Since restrictions were first imposed, India’s
heavyweight buyers, including Indian Oil Corp Ltd, Bharat Petroleum Corp Ltd,
Mangalore Refinery & Petrochemicals Ltd and Reliance Industries Ltd, have
splurged on discounted Russian crude. Purchases went from a negligible portion
of total imports to roughly a third. All that changed in January, however, when
Washington rolled out a fresh salvo against vessels and entities assisting
Moscow.
“Imports need ships
which are not sanctioned, insurance which takes time to reconfigure, and
imports will need payments to go through. So each one of these has problems
that need to be solved,” Oil Secretary Pankaj Jain said at the Delhi conference
this week. “People are working on solving these problems,” he later added...It’s still unclear how the Trump administration
will balance the eagerness to take a tough on stance on Russia and Iran and the
desire to limit oil price increases and global disruption. Prime Minister
Narendra Modi is due to meet the US President in Washington this week.

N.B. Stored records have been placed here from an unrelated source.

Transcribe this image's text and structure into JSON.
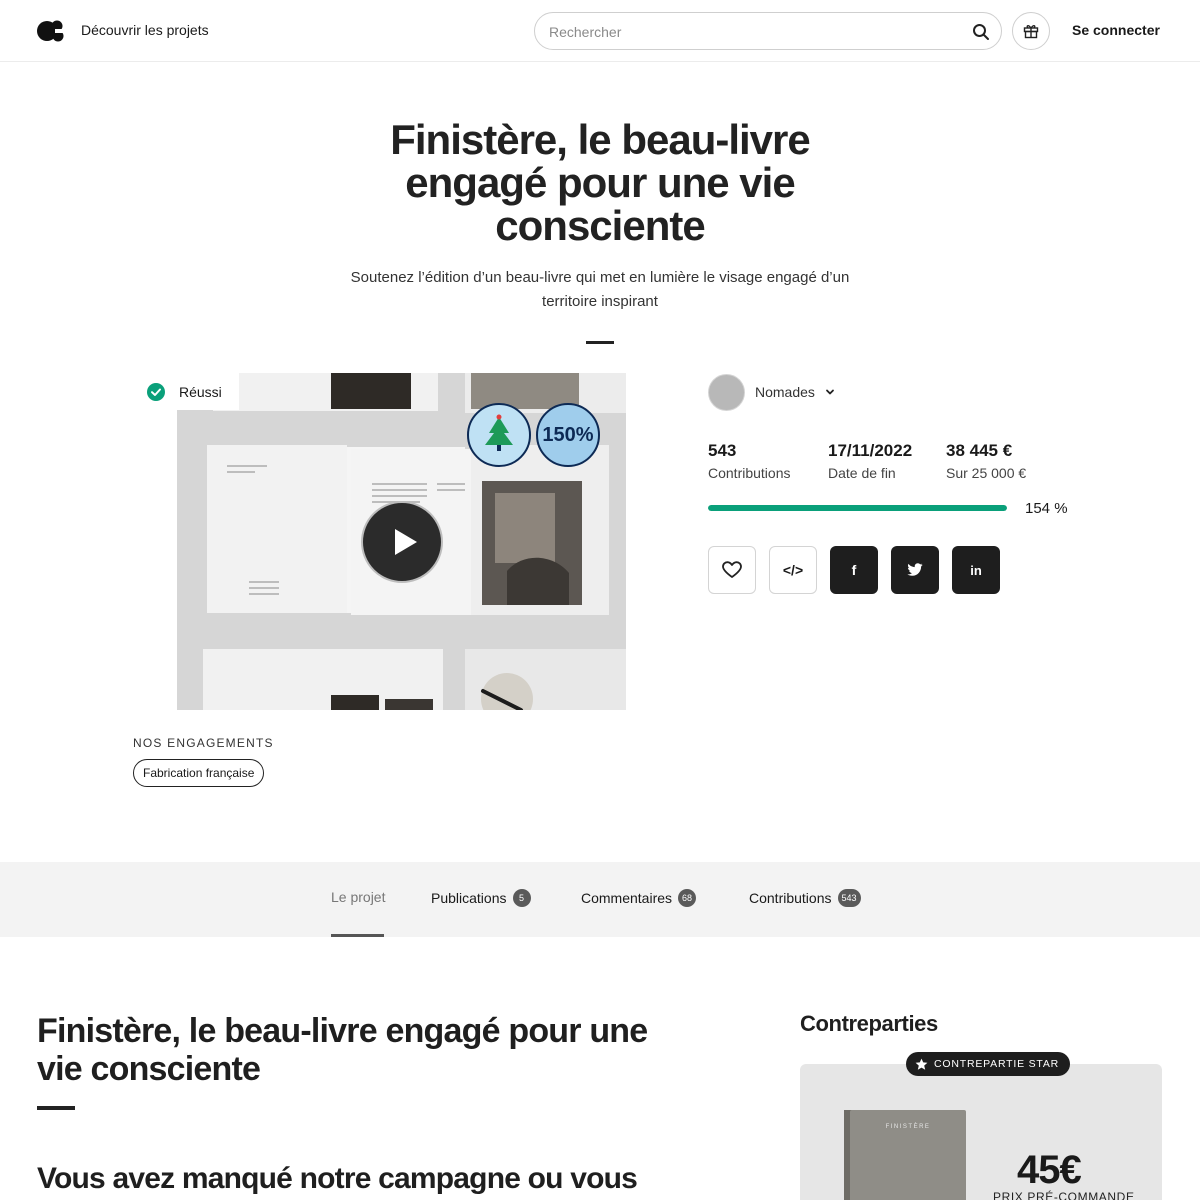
{
  "header": {
    "discover_label": "Découvrir les projets",
    "search_placeholder": "Rechercher",
    "login_label": "Se connecter"
  },
  "hero": {
    "title": "Finistère, le beau-livre engagé pour une vie consciente",
    "subtitle": "Soutenez l’édition d’un beau-livre qui met en lumière le visage engagé d’un territoire inspirant"
  },
  "media": {
    "status_label": "Réussi",
    "sticker_percent": "150%",
    "accent_color": "#0aa07a"
  },
  "owner": {
    "name": "Nomades"
  },
  "stats": [
    {
      "value": "543",
      "label": "Contributions"
    },
    {
      "value": "17/11/2022",
      "label": "Date de fin"
    },
    {
      "value": "38 445 €",
      "label": "Sur 25 000 €"
    }
  ],
  "progress": {
    "percent_label": "154 %",
    "fraction": 1.0
  },
  "actions": {
    "embed_label": "</>",
    "facebook_label": "f",
    "linkedin_label": "in"
  },
  "engagements": {
    "title": "NOS ENGAGEMENTS",
    "tags": [
      "Fabrication française"
    ]
  },
  "tabs": [
    {
      "label": "Le projet",
      "count": ""
    },
    {
      "label": "Publications",
      "count": "5"
    },
    {
      "label": "Commentaires",
      "count": "68"
    },
    {
      "label": "Contributions",
      "count": "543"
    }
  ],
  "content": {
    "title": "Finistère, le beau-livre engagé pour une vie consciente",
    "heading2": "Vous avez manqué notre campagne ou vous"
  },
  "rewards": {
    "title": "Contreparties",
    "star_badge": "CONTREPARTIE STAR",
    "book_title": "FINISTÈRE",
    "price": "45€",
    "price_label": "PRIX PRÉ-COMMANDE"
  }
}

Indian Oil Minister Hardeep Singh Puri, speaking
this week, reiterated his regular call for discounts from Moscow, and
underlined that India had multiple crude sources and many options. Russia and India need each other,
however, as Moscow needs buyers outside China, and Delhi’s buyers will struggle
to go back go traditional suppliers in the Middle East and strike a hard
bargain.
“No matter what
pressure is exerted we will continue being in the market in a pragmatic way,”
Russian First Deputy Energy Minister Pavel Sorokin told the conference, adding
the market needed Russian crude. “There is no other oil or energy that can
replace it without having the world incur a huge cost.”